The origins of Cat People lay with the budget action studio behind King Kong (1933), RKO. The studio, like Universal was a second player that was reeling from the massive financial losses of some Orson Welles projects, including (the now classic) Citizen Kane (1941). The studio brought in an intelligent and learned Russian emigre called Val Lewton and was tasked to make a series of low budget horror films to challenge Universal. Lewton felt that horror films were beneath him. All he was given was a title: ‘Cat People’, no script and no other clue. Lewton brought in screenwriter DeWitt Bodeen and French emigre director Jacques Tourneur. Between them they worked on the idea and came up with a film that was not sensational horror in a B movie sense (there were many Poverty Row studios in the 1930s/40s such as Monogram and PRC churning out these kind of efforts). Also on board is the cinematographer Nicholas Musuraca who gives a noirish, smoke filled atmosphere to the film. It most certainly does not look like a B movie. Elsewhere the film’s subtleties are played out such as the scene at the restaurant wedding party where an elegant Serbian lady is made to look both mysterious and feline like. All through the psychology is palpable and it was only at the studio’s insistence that Irena is a real cat woman and not imagined.

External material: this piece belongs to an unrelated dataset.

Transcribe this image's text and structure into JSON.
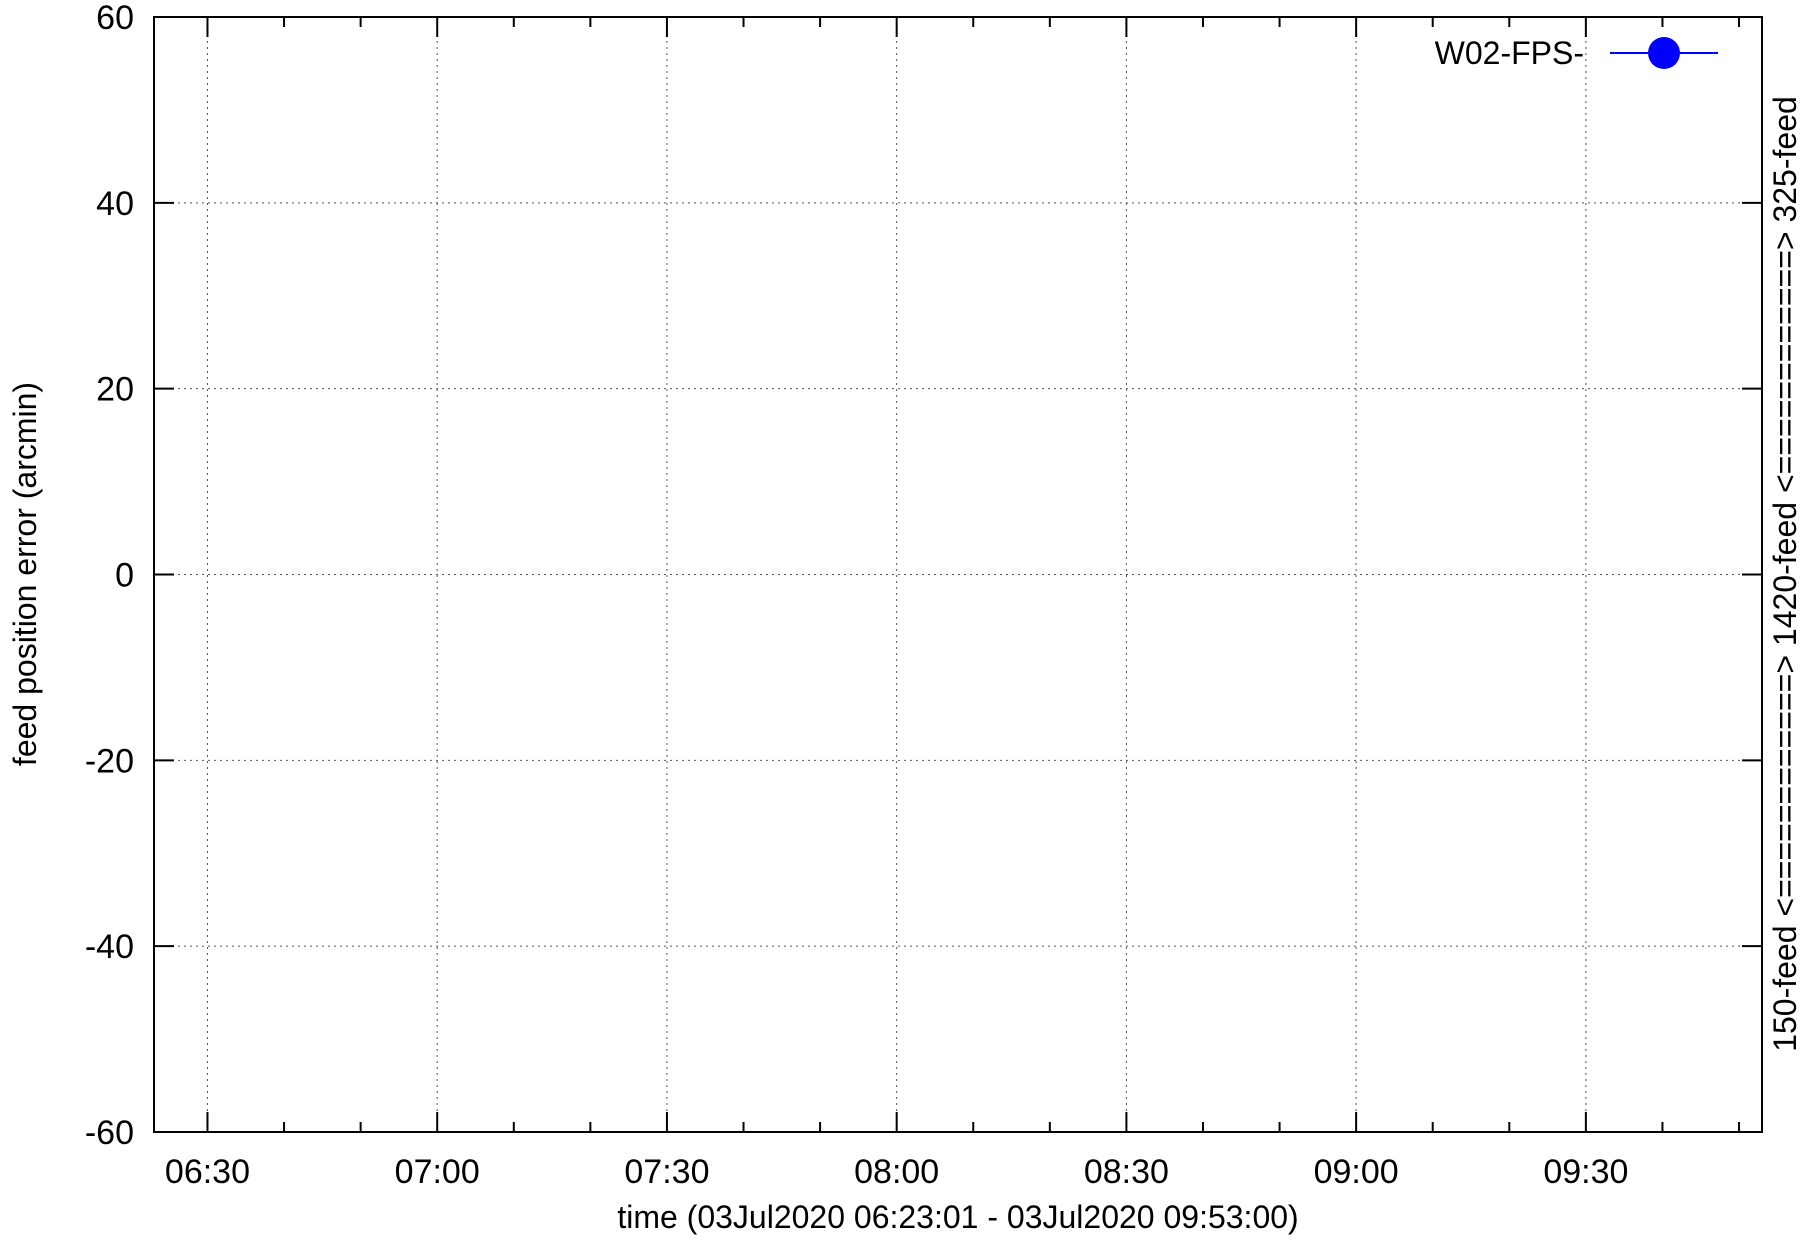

Over the next four years Val Lewton would make a further eight what could be termed horror films and would repeat, to a lesser or greater degree he did in Cat People; two further films including the brilliantly titled I Walked with a Zombie (1943) would be directed by Tourneur. The latter film was also written around a mere title and also co-starred George Sanders cheaper brother, Tom Conway who plays the psychiatrist in Cat People. As with most of Criterion’s releases there are plenty of extras including a 1977 interview with Jacques Tourneur and a feature length documentary on Lewton produced by Martin Scorsese. For a long time now few of Lewton’s films have been available and therefore it would be great to see more released.